1.2, choice of clothes
In the choice of clothes, the best choice should be to wear sports shorts, the length of which should not exceed about seven centimeters from the knee. Moreover, the choice of underwear during exercise is also very important. It is true that ordinary cotton underwear absorbs sweat, but the absorbed sweat can't be quickly distributed, which causes underwear to adhere to the body and bring uncomfortable feelings to the body.
2. Common mistakes in the gym
2. 1, too strong
If you are new to the gym or don't exercise regularly, you must take your time at first. Harry said that some people start to go to the gym and prepare to exercise for an hour, which sounds terrible and difficult to stick to. In fact, it is enough to exercise for half an hour every day and stick to it for more than three days every week.
2.2, excessive use of aerobic fitness equipment
Regular aerobic exercise is good for health: reducing the risk of obesity and diabetes, strengthening the cardiovascular system and possibly avoiding the occurrence of Alzheimer's disease. However, the problem is that many people don't get the maximum benefit from exercise during their daily exercise, either the equipment operation method is wrong or the exercise rhythm is wrong.

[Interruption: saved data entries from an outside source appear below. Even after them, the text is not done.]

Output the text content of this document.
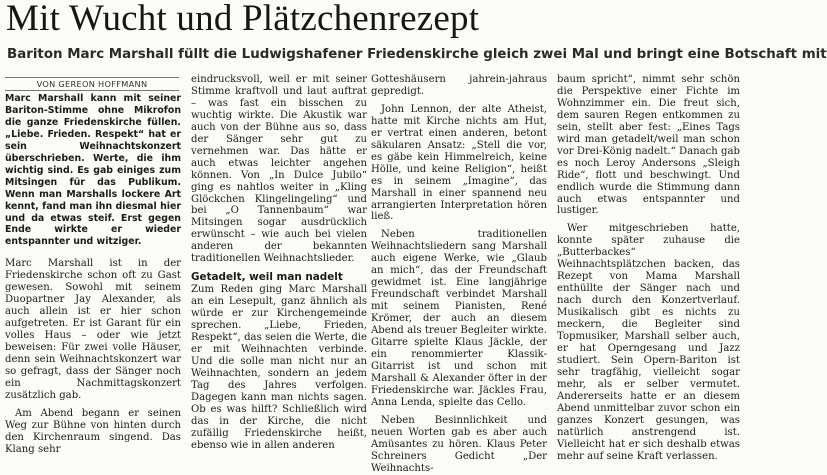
Mit Wucht und Plätzchenrezept
Bariton Marc Marshall füllt die Ludwigshafener Friedenskirche gleich zwei Mal und bringt eine Botschaft mit
VON GEREON HOFFMANN

Marc Marshall kann mit seiner Bariton-Stimme ohne Mikrofon die ganze Friedenskirche füllen. „Liebe. Frieden. Respekt“ hat er sein Weihnachtskonzert überschrieben. Werte, die ihm wichtig sind. Es gab einiges zum Mitsingen für das Publikum. Wenn man Marshalls lockere Art kennt, fand man ihn diesmal hier und da etwas steif. Erst gegen Ende wirkte er wieder entspannter und witziger.

Marc Marshall ist in der Friedenskirche schon oft zu Gast gewesen. Sowohl mit seinem Duopartner Jay Alexander, als auch allein ist er hier schon aufgetreten. Er ist Garant für ein volles Haus – oder wie jetzt beweisen: Für zwei volle Häuser, denn sein Weihnachtskonzert war so gefragt, dass der Sänger noch ein Nachmittagskonzert zusätzlich gab.

Am Abend begann er seinen Weg zur Bühne von hinten durch den Kirchenraum singend. Das Klang sehr

eindrucksvoll, weil er mit seiner Stimme kraftvoll und laut auftrat – was fast ein bisschen zu wuchtig wirkte. Die Akustik war auch von der Bühne aus so, dass der Sänger sehr gut zu vernehmen war. Das hätte er auch etwas leichter angehen können. Von „In Dulce Jubilo“ ging es nahtlos weiter in „Kling Glöckchen Klingelingeling“ und bei „O Tannenbaum“ war Mitsingen sogar ausdrücklich erwünscht – wie auch bei vielen anderen der bekannten traditionellen Weihnachtslieder.

Getadelt, weil man nadelt

Zum Reden ging Marc Marshall an ein Lesepult, ganz ähnlich als würde er zur Kirchengemeinde sprechen. „Liebe, Frieden, Respekt“, das seien die Werte, die er mit Weihnachten verbinde. Und die solle man nicht nur an Weihnachten, sondern an jedem Tag des Jahres verfolgen. Dagegen kann man nichts sagen. Ob es was hilft? Schließlich wird das in der Kirche, die nicht zufällig Friedenskirche heißt, ebenso wie in allen anderen

Gotteshäusern jahrein-jahraus gepredigt.

John Lennon, der alte Atheist, hatte mit Kirche nichts am Hut, er vertrat einen anderen, betont säkularen Ansatz: „Stell die vor, es gäbe kein Himmelreich, keine Hölle, und keine Religion“, heißt es in seinem „Imagine“, das Marshall in einer spannend neu arrangierten Interpretation hören ließ.

Neben traditionellen Weihnachtsliedern sang Marshall auch eigene Werke, wie „Glaub an mich“, das der Freundschaft gewidmet ist. Eine langjährige Freundschaft verbindet Marshall mit seinem Pianisten, René Krömer, der auch an diesem Abend als treuer Begleiter wirkte. Gitarre spielte Klaus Jäckle, der ein renommierter Klassik-Gitarrist ist und schon mit Marshall & Alexander öfter in der Friedenskirche war. Jäckles Frau, Anna Lenda, spielte das Cello.

Neben Besinnlichkeit und neuen Worten gab es aber auch Amüsantes zu hören. Klaus Peter Schreiners Gedicht „Der Weihnachts-

baum spricht“, nimmt sehr schön die Perspektive einer Fichte im Wohnzimmer ein. Die freut sich, dem sauren Regen entkommen zu sein, stellt aber fest: „Eines Tags wird man getadelt/weil man schon vor Drei-König nadelt.“ Danach gab es noch Leroy Andersons „Sleigh Ride“, flott und beschwingt. Und endlich wurde die Stimmung dann auch etwas entspannter und lustiger.

Wer mitgeschrieben hatte, konnte später zuhause die „Butterbackes“ Weihnachtsplätzchen backen, das Rezept von Mama Marshall enthüllte der Sänger nach und nach durch den Konzertverlauf. Musikalisch gibt es nichts zu meckern, die Begleiter sind Topmusiker, Marshall selber auch, er hat Operngesang und Jazz studiert. Sein Opern-Bariton ist sehr tragfähig, vielleicht sogar mehr, als er selber vermutet. Andererseits hatte er an diesem Abend unmittelbar zuvor schon ein ganzes Konzert gesungen, was natürlich anstrengend ist. Vielleicht hat er sich deshalb etwas mehr auf seine Kraft verlassen.
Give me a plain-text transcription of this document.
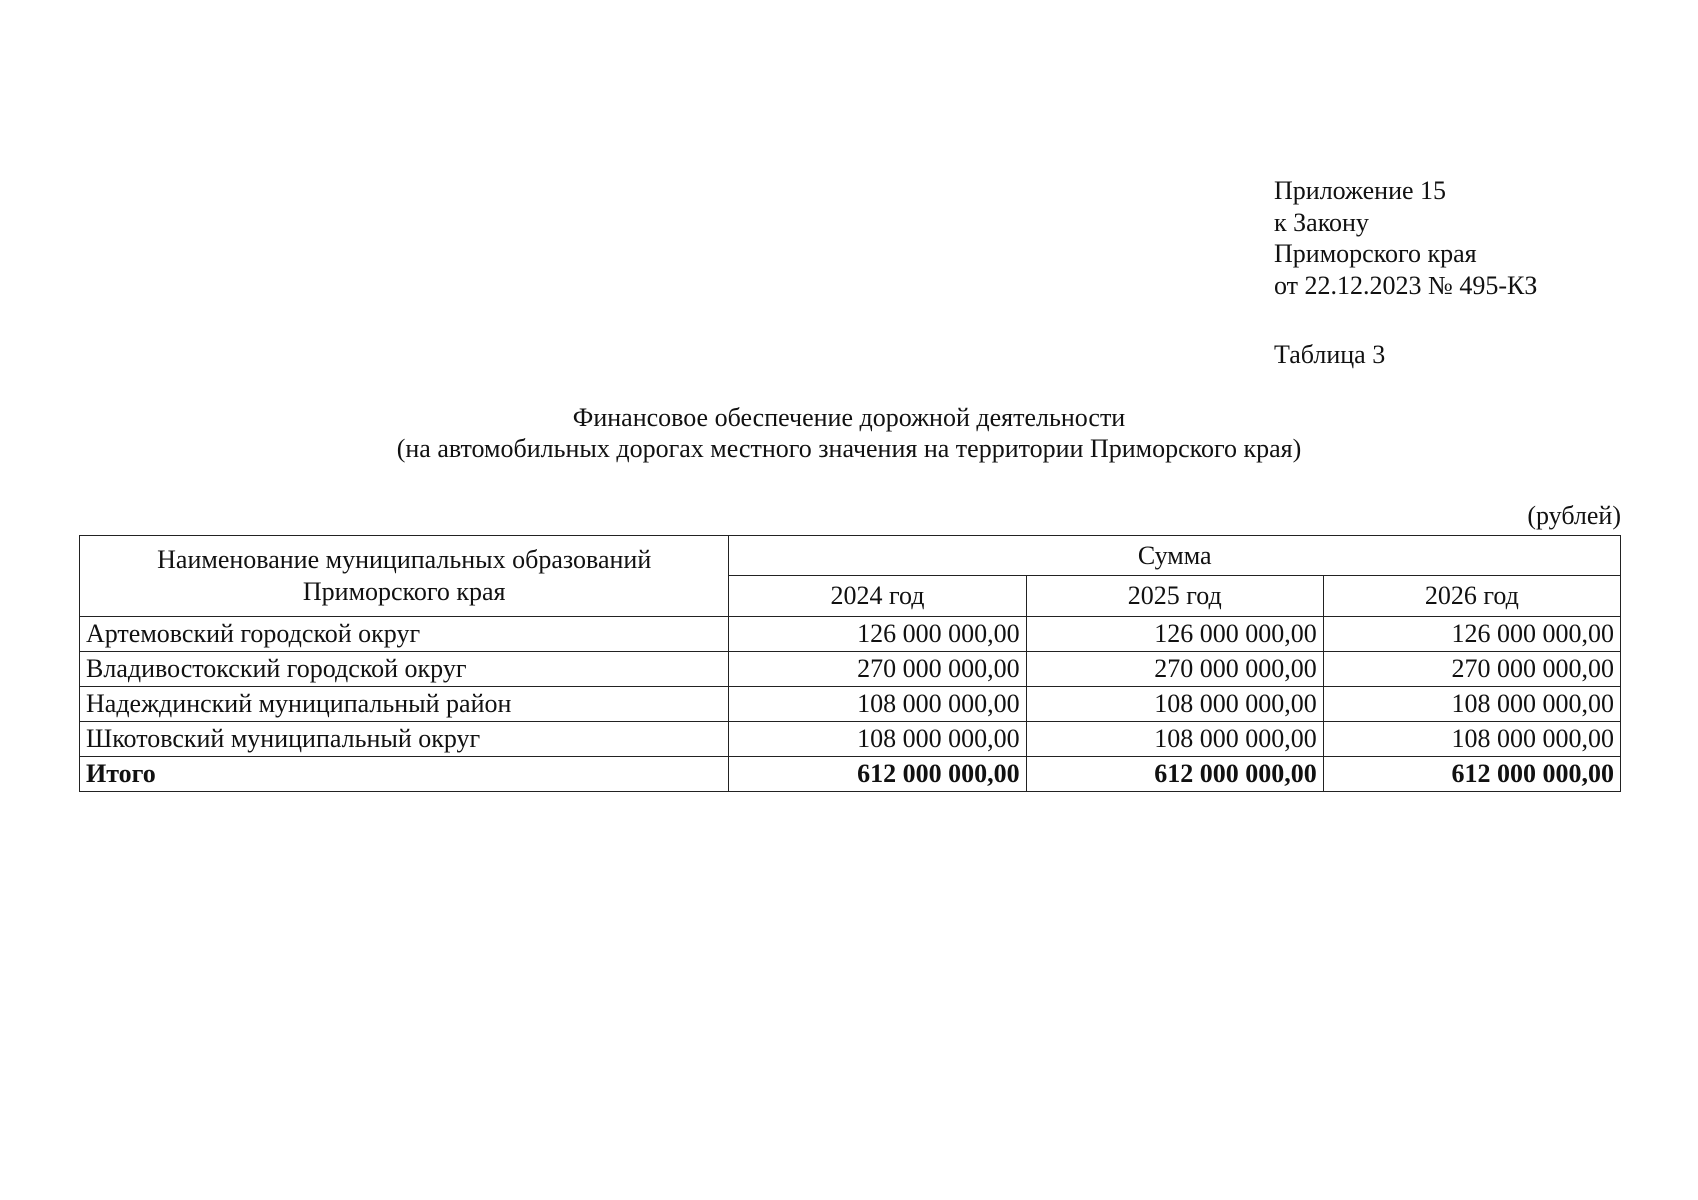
Приложение 15
к Закону
Приморского края
от 22.12.2023 № 495-КЗ
Таблица 3
Финансовое обеспечение дорожной деятельности
(на автомобильных дорогах местного значения на территории Приморского края)
(рублей)
Наименование муниципальных образований
Приморского края	Сумма		
	2024 год	2025 год	2026 год
Артемовский городской округ	126 000 000,00	126 000 000,00	126 000 000,00
Владивостокский городской округ	270 000 000,00	270 000 000,00	270 000 000,00
Надеждинский муниципальный район	108 000 000,00	108 000 000,00	108 000 000,00
Шкотовский муниципальный округ	108 000 000,00	108 000 000,00	108 000 000,00
Итого	612 000 000,00	612 000 000,00	612 000 000,00
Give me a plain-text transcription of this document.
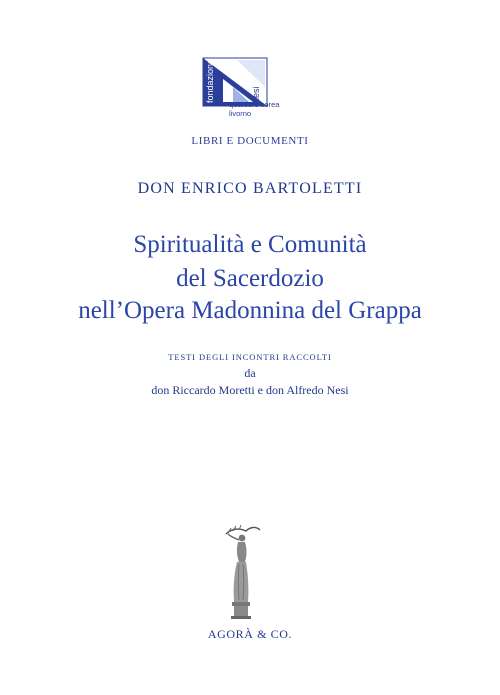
fondazione	nesi
quartiere corea
livorno
LIBRI E DOCUMENTI
DON ENRICO BARTOLETTI
Spiritualità e Comunità
del Sacerdozio
nell’Opera Madonnina del Grappa
TESTI DEGLI INCONTRI RACCOLTI
da
don Riccardo Moretti e don Alfredo Nesi
AGORÀ & CO.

3. Dangerous moves in the gym
3. 1, neck down
The composition and structure of the spine are complex, which makes it a fragile bone tissue in the human body. Any exercise that acts on it has the potential risk of injury, so it is more likely for non-professionals to take this action to cause muscle strain or even more serious spinal strain, so experienced fitness coaches will not advise us to do so.
3.2. Hip abduction
I wanted to shape the leg line through this action, but when you sit in the same place, the abductor muscle of the thigh did not actually participate in the stress, but the piriformis muscle of the hip struggled to support this action. When it is too tired, it will vent on the adjacent sciatic nerve, which may bring deep pain, obviously doing more harm than good.
3.3, chest premise dumbbell
Holding a dumbbell in each hand, relying on the strength of the upper arm to lift it to the front of the body and flush with the shoulder, the biggest problem is that it causes certain pressure on the muscles and nerve tissues of the shoulder, which is not only easy to ache, but also causes sports injuries.